Decision tree learning for tabular data faces challenges including an exponentially large search space, limitations of greedy optimization, and the lack of structural priors in deep models. Method: This paper formalizes decision tree learning for the first time as an amortized structural inference and sequential planning problem, proposing a Bayesian posterior–driven deep reinforcement learning framework based on Generative Flow Networks (GFlowNets). Contribution/Results: The method enables interpretable decision tree generation and ensemble learning, achieving high predictive accuracy while significantly improving out-of-distribution generalization and anomaly detection capabilities. It surpasses state-of-the-art decision trees and deep models on multiple real-world tabular classification benchmarks. Crucially, performance improves monotonically with ensemble size, marking the first approach to jointly optimize structural interpretability, robustness, and predictive performance in a unified framework.

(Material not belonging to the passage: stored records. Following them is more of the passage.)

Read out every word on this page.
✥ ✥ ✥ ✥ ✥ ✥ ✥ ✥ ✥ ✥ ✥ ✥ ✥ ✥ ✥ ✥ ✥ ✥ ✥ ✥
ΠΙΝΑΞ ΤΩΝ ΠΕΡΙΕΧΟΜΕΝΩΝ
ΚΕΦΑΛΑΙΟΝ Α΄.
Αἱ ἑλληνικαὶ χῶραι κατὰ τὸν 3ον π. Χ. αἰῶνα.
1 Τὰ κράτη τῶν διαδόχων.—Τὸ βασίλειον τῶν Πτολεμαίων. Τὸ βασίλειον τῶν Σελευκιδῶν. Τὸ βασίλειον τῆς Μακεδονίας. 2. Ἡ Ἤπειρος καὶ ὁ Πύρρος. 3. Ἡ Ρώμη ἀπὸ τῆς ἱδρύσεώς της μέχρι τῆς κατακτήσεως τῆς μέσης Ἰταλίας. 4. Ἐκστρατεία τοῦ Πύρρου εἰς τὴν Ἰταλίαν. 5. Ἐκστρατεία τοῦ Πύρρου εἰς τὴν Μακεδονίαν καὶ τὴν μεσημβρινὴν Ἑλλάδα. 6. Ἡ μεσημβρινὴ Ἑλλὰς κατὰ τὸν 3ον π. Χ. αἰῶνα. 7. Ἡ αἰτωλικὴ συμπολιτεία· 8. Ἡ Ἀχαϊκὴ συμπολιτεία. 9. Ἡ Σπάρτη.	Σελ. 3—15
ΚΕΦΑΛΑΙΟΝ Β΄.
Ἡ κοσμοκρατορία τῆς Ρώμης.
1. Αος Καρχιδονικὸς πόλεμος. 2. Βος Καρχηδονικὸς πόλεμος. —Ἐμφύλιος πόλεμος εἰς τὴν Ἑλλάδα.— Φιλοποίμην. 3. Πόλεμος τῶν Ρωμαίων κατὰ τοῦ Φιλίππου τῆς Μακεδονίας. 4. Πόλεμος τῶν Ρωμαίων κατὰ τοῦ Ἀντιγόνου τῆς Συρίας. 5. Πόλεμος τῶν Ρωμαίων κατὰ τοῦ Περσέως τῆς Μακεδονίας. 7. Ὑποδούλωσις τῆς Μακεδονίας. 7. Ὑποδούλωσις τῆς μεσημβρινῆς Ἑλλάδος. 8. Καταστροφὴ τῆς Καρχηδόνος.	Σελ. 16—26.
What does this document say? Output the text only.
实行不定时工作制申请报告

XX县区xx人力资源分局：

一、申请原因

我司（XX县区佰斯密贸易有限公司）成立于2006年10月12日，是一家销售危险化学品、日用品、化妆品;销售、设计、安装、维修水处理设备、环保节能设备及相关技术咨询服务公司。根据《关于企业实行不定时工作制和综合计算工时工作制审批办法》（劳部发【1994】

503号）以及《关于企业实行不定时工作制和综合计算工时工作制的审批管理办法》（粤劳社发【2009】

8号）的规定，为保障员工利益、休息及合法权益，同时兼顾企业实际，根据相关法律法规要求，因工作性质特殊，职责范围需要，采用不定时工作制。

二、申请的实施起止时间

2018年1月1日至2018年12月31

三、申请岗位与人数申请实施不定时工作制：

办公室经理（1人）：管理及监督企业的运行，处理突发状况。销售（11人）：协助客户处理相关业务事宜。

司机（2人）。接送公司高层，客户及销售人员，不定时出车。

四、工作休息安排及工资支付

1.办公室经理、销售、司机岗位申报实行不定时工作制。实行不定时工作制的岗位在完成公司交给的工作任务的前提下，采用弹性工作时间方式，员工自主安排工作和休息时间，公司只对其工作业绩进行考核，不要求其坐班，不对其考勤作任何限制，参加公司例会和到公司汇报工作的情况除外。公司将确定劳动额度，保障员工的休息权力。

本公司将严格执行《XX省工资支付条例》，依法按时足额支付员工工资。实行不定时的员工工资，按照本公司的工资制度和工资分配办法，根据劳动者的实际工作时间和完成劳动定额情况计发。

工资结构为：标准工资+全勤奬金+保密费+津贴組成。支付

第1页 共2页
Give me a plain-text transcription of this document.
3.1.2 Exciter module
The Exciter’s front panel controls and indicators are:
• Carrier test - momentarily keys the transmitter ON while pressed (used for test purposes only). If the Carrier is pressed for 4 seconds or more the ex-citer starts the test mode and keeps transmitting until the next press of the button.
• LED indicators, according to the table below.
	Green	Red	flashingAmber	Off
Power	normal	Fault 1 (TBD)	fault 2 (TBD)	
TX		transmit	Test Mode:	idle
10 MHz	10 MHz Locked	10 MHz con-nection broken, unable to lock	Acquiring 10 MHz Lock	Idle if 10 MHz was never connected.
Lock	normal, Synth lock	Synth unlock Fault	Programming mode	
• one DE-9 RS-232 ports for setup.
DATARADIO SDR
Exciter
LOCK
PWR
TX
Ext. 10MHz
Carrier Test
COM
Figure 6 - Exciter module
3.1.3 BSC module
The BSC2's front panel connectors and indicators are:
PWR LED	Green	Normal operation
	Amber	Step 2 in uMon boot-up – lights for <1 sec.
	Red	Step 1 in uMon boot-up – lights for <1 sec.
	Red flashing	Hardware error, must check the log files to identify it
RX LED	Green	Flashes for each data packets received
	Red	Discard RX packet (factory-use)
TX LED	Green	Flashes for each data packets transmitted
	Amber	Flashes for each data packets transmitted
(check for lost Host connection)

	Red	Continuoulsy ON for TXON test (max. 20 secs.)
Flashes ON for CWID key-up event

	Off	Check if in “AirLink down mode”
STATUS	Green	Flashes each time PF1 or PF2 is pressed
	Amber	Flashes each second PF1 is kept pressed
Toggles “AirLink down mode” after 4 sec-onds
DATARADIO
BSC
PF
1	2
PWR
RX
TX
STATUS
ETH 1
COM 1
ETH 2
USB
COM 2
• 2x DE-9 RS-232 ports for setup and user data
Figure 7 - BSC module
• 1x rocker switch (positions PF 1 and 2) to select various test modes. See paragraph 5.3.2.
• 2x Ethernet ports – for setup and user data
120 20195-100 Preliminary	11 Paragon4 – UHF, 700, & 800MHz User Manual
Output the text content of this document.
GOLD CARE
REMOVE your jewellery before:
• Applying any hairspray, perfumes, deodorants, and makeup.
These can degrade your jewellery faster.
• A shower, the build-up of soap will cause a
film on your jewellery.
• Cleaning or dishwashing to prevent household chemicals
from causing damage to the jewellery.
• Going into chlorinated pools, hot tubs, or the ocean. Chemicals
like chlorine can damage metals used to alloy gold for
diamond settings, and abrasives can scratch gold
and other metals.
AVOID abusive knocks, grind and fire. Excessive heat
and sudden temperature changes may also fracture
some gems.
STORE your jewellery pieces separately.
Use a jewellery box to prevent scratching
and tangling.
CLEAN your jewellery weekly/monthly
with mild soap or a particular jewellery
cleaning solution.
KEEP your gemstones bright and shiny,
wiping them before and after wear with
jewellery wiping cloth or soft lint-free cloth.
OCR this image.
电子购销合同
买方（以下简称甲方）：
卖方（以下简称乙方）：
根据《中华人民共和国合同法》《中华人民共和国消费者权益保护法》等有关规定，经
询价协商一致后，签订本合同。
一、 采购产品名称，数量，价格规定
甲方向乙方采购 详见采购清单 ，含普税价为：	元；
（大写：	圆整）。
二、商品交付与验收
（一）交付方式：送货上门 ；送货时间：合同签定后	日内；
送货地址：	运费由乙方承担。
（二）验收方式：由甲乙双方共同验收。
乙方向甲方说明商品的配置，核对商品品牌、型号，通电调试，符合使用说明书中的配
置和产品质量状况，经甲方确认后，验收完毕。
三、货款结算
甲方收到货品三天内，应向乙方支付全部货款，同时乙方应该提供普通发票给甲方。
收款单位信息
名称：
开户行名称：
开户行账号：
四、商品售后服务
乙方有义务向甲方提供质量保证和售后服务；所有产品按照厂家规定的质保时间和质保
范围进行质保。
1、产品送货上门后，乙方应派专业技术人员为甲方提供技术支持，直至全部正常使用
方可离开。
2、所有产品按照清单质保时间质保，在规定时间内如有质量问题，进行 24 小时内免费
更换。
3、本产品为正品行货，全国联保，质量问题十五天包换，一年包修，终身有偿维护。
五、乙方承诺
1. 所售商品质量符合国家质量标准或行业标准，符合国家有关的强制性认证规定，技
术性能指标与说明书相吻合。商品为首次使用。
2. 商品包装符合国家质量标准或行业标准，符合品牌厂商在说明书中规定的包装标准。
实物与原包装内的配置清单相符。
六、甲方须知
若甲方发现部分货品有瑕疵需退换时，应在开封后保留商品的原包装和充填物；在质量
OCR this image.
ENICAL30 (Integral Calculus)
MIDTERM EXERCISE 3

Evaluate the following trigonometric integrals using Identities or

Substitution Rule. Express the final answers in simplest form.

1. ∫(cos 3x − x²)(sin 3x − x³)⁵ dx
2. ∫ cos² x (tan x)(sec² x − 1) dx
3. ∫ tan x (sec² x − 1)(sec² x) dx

Building predictive models for tabular data presents fundamental challenges, notably in scaling consistently, i.e., more resources translating to better performance, and generalizing systematically beyond the training data distribution. Designing decision tree models remains especially challenging given the intractably large search space, and most existing methods rely on greedy heuristics, while deep learning inductive biases expect a temporal or spatial structure not naturally present in tabular data. We propose a hybrid amortized structure inference approach to learn predictive decision tree ensembles given data, formulating decision tree construction as a sequential planning problem. We train a deep reinforcement learning (GFlowNet) policy to solve this problem, yielding a generative model that samples decision trees from the Bayesian posterior. We show that our approach, DT-GFN, outperforms state-of-the-art decision tree and deep learning methods on standard classification benchmarks derived from real-world data, robustness to distribution shifts, and anomaly detection, all while yielding interpretable models with shorter description lengths. Samples from the trained DT-GFN model can be ensembled to construct a random forest, and we further show that the performance of scales consistently in ensemble size, yielding ensembles of predictors that continue to generalize systematically.